Brackett won two championships and 35 features in Oxford’s Ladies division before accelerating her career in 2011.
Trying to qualify for the 250 represents a quantum leap in the middle of a season focused on modest goals.
Brackett and her team have an eye on earning rookie of the year laurels while finishing every race and keeping her No. 3 car in one piece.
So far, mission accomplished. Brackett is 19th in points out of 42 drivers who have competed in the crowded late model field, making her the top first-year driver.
There have been few cosmetic or mechanical issues to speak of.

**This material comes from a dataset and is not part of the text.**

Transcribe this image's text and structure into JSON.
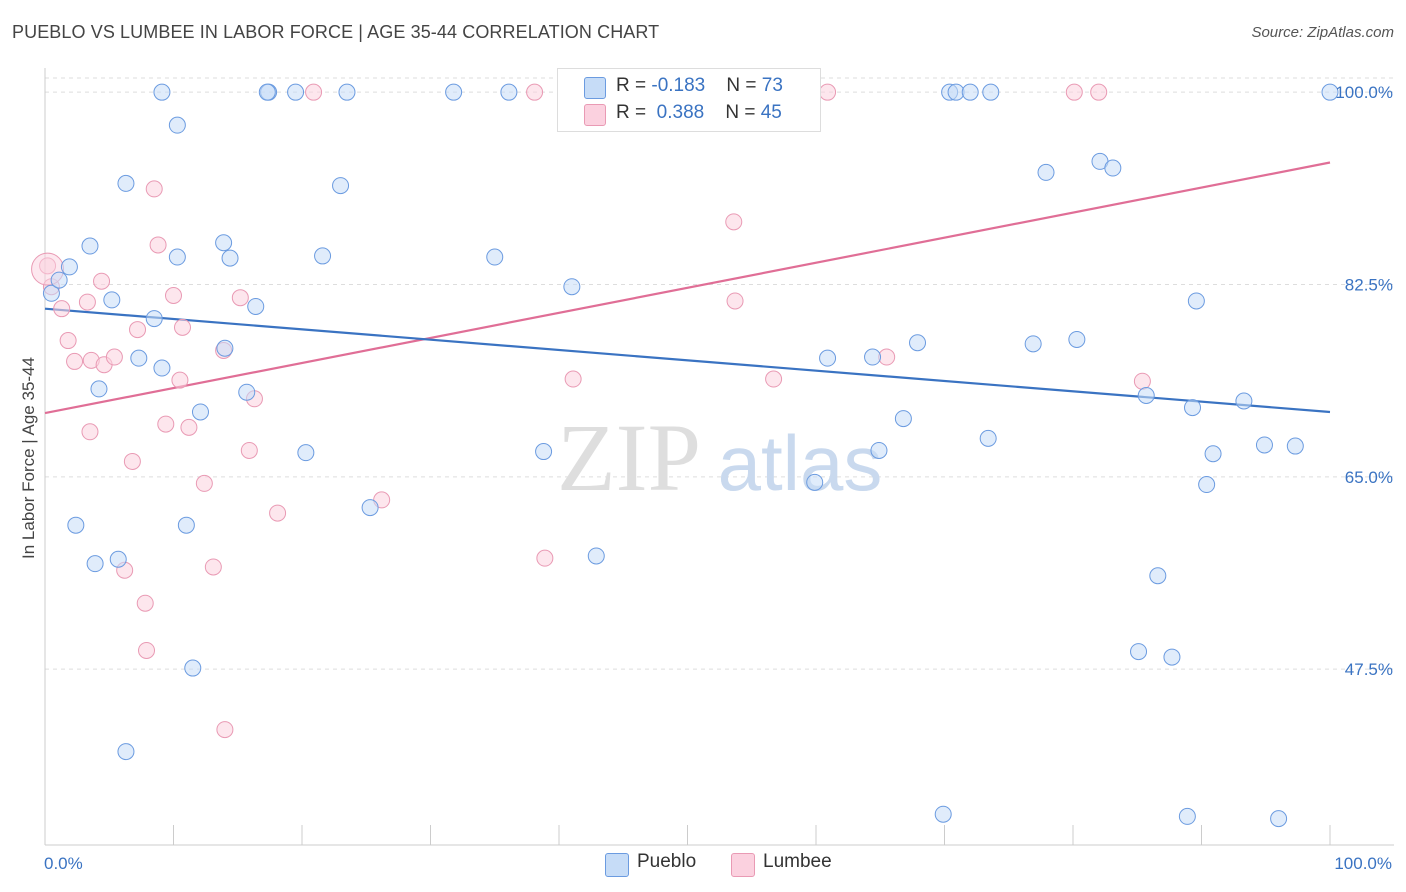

“There have been a couple of bumps here and there, but we haven’t had to pound any dents out of it and haven't ripped anything off it,” Brackett said. “It still looks pretty cool. We had a rotor break while I was racing but it wasn’t from a crash.”
Oh, and by means of comparison …
“It’s not totaled,” she added. “I haven’t had to rebuild it yet. T.J. had to rebuild his.”

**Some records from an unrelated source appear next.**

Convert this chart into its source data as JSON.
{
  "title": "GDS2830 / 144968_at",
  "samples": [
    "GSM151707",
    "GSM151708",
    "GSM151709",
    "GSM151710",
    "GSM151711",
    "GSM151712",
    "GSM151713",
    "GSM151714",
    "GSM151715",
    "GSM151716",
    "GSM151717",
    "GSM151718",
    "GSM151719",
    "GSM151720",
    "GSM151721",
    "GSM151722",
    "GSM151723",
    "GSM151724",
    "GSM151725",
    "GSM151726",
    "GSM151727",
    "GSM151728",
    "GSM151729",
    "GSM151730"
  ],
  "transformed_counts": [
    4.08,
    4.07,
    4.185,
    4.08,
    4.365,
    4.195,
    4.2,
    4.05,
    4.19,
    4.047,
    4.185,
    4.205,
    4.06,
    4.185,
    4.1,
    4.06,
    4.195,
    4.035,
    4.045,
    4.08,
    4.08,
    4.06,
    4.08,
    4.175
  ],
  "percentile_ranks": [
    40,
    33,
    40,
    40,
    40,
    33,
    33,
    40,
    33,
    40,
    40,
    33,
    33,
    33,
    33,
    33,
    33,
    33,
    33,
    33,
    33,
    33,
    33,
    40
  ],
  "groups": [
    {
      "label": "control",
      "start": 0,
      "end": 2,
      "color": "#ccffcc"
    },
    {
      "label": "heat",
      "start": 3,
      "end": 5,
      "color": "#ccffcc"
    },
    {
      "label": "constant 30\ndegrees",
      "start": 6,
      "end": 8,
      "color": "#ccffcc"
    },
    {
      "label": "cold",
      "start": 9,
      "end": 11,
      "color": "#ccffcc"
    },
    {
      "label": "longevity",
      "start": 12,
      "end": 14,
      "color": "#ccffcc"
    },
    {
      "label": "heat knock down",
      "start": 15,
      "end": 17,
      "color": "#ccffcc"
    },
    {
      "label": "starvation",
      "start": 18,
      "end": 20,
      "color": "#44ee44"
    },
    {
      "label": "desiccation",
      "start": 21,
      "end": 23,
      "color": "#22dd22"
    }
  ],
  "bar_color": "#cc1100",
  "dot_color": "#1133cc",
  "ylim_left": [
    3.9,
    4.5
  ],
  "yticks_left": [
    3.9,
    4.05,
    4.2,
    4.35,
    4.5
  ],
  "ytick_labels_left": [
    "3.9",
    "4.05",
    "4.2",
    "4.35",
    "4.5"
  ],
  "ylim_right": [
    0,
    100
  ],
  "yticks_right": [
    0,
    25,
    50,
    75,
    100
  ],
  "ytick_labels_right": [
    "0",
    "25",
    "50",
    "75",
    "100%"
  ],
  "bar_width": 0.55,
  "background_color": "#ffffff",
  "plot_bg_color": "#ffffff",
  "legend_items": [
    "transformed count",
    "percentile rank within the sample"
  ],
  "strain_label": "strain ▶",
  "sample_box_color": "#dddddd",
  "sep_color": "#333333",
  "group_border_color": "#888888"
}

The youngest Brackett nailed down her best finish to date July 4 on Oxford Casino Fireworks Night, finishing 10th in a 26-car field.
She did her part to put the whole family in the top 10. T.J. finished second. Tim, a two-time OPS champion and past top-five finisher in the 250, ran seventh.
“We started up front, held our line and made them all go around us,” she said. “When my dad got right up to my outside, I raced him like anyone else.”
The 250 poses many unique challenges.
First and foremost is the level of competition. Eighty-or-so drivers will fight for a spot in the elite field, many of them boasting years of tour racing experience.
Local knowledge and luck of the draw are known for leveling the playing field. Every driver pulls his or her starting position in the qualifying heat from a bucket full of numbered poker chips.
“Hopefully we get some luck and have a good draw and a good heat,” she said. “You just don’t know.”
Somewhat shockingly, only one woman has ever reached the main event on 250 weekend.
Karen Schulz, a driver from the now-defunct Daytona Dash Series, was put in the field at the behest of then-promoter Michael Liberty after failing to make the cut in all three rounds of qualifying in 1989. She was credited with finishing 42nd.
Aside from former NASCAR racer Patty Moise and New Hampshire’s Tracie Bellerose, few other women have even attempted the feat.
None had the history at her home track and strong family history there that Brackett does.
BAYNE'S RIDE SET
Trevor Bayne’s mode of transportation in the 250 has been announced.
The 2011 Daytona 250 champion and part-time NASCAR Sprint Cup driver will wheel a ride furnished by the Vermont-based team of Kendall Roberts.
Roberts previously provided the cars for Steven Wallace (2009) and Brad Keselowski (2010). John Donahue is his primary driver.
Wallace and Keselowski each finished near the middle of the pack after receiving a provisional starting spot.
But both of them flew in the morning of the race, experiencing Oxford for the first time on minimal sleep after competing in a NASCAR Nationwide Series race the previous night.
Bayne, 21, is expected to get a full day of practice on Saturday, July 21.